Cell quantification from MR images data. Cells were labeled, suspended at various densities in gelatin and imaged using the appropriate spin-density, T₁ or ${\text{T}}_2^{★}$-weighted sequence. (a) The signal intensity of the labeled cells relative to a calibrated ¹⁹F reference with constant ¹⁹F content was calculated and plotted, showing the linear relationship between cell density and signal intensity. The plots show the SNR (upper panel) and signal intensity relative to the reference (lower panel) for the ¹⁹F-labeled cells and ¹⁹F reference (closed and open circles respectively). Relative intensity here is the ratio between the SNR of the labeled cells (full circles in the upper panel) and SNR of the reference sample (open circles in the upper panel). (b) Similar data were plotted for cells labeled with Gd and SPIO. Cells labeled with Gd (left) were imaged using a T₁-weighted scan, and the relative signal intensity (lower panel) and T₁ plotted with increasing cell density (upper panel). Relative intensity is the change in contrast due to the presence of label. Similar plots for SPIO-labeled cells (right) show the relative $T_2^{★}$ (upper panel) and intensity (lower panel). All values for the Gd and SPIO cells are normalized to the relaxation parameters and signal intensity over a reference containing nonlabeled cells. All plots in Figure 3b are presented in a logarithmic scale. The observed depart from the linear behavior is clearly showing the difficulties of quantification process when contrast agents are used.

Figure 4

Detection and identification of labeled DCs in muscle tissue. 1.5 million cells were labeled with SPIO, Gd or ¹⁹F (false color) and injected as a bolus in bovine muscle tissue. (a) Unlabeled cells were used as a control, which shows the typical nonhomogenous ¹H background of tissue. The cells labeled with SPIO were imaged with both an spin-echo (SE) and a gradient-echo (GE) sequence. ¹⁹F-labeled cells are clearly visible (false color). The lower panels show the corresponding intensity profiles for a horizontal line through center of the sample, showing the intensity of the pixels at a given position. All plots are set to the same scale. (b) A cell number map of the ¹⁹F-labeled cells in the slice was calculated from the image data.
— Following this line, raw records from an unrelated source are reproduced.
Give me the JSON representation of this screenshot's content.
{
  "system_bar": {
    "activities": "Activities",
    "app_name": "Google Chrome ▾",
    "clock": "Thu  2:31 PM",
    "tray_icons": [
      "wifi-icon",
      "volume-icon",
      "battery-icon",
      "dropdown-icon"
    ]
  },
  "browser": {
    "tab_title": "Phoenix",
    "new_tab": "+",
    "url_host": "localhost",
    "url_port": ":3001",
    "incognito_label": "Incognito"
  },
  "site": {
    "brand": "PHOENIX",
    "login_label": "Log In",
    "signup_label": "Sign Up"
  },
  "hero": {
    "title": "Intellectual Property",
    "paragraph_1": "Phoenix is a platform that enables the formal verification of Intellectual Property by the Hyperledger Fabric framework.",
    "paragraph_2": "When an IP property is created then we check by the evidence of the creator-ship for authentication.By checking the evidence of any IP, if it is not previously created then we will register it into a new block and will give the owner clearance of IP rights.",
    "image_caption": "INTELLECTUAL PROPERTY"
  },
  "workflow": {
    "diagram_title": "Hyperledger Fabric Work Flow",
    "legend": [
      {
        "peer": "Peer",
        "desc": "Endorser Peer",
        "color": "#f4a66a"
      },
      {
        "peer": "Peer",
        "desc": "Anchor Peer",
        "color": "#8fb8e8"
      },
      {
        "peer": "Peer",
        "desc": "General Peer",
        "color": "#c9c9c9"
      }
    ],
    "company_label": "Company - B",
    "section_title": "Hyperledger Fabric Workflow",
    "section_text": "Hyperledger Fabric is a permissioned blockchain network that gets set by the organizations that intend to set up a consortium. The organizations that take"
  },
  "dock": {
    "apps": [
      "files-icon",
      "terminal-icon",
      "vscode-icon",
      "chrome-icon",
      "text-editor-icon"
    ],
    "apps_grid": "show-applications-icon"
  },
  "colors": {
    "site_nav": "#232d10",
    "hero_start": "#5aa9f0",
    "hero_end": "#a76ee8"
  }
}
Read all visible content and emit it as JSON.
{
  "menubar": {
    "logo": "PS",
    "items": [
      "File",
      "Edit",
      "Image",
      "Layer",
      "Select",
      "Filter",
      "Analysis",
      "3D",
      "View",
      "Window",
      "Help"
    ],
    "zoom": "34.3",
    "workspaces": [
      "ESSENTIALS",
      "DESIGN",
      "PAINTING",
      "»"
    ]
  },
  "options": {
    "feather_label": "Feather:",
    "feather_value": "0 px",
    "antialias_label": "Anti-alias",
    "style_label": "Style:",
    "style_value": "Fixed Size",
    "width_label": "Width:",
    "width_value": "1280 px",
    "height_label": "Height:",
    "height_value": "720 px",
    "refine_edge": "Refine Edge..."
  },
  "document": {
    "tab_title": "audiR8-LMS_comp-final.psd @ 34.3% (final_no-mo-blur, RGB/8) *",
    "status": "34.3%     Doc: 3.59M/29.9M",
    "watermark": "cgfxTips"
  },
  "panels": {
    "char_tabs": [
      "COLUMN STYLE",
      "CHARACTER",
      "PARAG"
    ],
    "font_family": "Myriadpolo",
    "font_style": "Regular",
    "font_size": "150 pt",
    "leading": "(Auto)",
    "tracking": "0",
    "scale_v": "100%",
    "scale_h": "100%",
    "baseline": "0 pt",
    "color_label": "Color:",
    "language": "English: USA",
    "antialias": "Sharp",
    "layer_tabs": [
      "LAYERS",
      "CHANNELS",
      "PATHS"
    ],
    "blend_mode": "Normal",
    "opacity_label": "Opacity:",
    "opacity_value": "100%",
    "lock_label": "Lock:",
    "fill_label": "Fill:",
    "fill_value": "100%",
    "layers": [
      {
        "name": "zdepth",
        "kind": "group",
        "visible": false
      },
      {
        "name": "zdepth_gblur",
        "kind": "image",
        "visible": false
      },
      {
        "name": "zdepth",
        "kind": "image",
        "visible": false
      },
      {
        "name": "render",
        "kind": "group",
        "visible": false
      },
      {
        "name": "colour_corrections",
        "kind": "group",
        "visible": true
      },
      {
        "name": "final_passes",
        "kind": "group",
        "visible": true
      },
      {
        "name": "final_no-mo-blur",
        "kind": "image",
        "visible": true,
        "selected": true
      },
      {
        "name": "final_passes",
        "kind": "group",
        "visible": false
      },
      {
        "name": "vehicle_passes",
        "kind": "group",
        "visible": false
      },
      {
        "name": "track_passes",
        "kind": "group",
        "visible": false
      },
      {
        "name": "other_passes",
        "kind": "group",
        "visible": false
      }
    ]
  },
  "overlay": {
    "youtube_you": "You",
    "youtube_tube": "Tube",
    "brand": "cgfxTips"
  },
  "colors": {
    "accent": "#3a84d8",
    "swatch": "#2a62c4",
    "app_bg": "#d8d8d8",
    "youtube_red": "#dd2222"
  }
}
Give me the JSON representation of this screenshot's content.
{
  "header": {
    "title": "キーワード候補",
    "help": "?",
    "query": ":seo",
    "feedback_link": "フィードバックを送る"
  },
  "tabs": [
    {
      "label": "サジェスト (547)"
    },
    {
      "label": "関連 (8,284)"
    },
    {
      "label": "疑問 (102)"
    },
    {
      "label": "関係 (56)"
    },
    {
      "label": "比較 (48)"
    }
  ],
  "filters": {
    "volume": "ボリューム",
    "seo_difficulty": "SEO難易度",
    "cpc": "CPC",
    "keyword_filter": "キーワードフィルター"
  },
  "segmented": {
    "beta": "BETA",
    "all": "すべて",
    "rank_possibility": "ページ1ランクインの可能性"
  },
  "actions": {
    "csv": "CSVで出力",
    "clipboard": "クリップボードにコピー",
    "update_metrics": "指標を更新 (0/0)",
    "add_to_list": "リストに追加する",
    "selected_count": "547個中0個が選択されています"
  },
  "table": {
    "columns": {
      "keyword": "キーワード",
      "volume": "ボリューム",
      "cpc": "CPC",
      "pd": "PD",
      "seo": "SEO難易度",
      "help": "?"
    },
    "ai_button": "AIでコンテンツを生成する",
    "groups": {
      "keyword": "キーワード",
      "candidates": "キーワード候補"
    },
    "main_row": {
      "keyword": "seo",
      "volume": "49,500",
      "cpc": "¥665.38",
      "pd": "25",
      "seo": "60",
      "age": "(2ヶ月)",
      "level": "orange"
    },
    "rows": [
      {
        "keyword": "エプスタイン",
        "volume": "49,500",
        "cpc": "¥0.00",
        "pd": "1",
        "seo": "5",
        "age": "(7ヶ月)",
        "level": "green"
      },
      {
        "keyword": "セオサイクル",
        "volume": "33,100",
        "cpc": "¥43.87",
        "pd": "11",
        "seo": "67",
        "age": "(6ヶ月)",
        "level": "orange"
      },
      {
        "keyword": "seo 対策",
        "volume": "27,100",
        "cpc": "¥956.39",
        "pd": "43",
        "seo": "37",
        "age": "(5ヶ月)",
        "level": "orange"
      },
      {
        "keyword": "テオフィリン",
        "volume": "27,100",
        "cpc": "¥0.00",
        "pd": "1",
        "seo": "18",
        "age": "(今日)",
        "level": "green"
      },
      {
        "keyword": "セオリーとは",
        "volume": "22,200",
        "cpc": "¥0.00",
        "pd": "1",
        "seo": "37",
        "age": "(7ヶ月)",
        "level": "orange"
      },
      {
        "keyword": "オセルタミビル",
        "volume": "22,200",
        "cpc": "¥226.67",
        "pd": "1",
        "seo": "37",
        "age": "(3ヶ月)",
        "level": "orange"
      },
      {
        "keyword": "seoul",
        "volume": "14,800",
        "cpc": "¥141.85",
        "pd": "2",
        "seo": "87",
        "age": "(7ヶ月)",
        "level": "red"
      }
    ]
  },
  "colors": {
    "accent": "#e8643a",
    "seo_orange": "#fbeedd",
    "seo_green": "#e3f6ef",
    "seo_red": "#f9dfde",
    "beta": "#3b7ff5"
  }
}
A projection of the calculated slice is shown, which corresponds with the original ¹⁹F image.

Figure 5

In vivo detection of labeled human DCs in a xenograft mouse model. CS-1000 labeled DCs were injected subcutaneously in an NOD-SCID mouse. Shown is fused ¹⁹F/¹H image, where the ¹⁹F is rendered in false color and the ¹H is in grayscale. The DCs are visible as a “hot spot” in an anatomical location consistent with the draining inguinal lymph node on the side of the cell injection.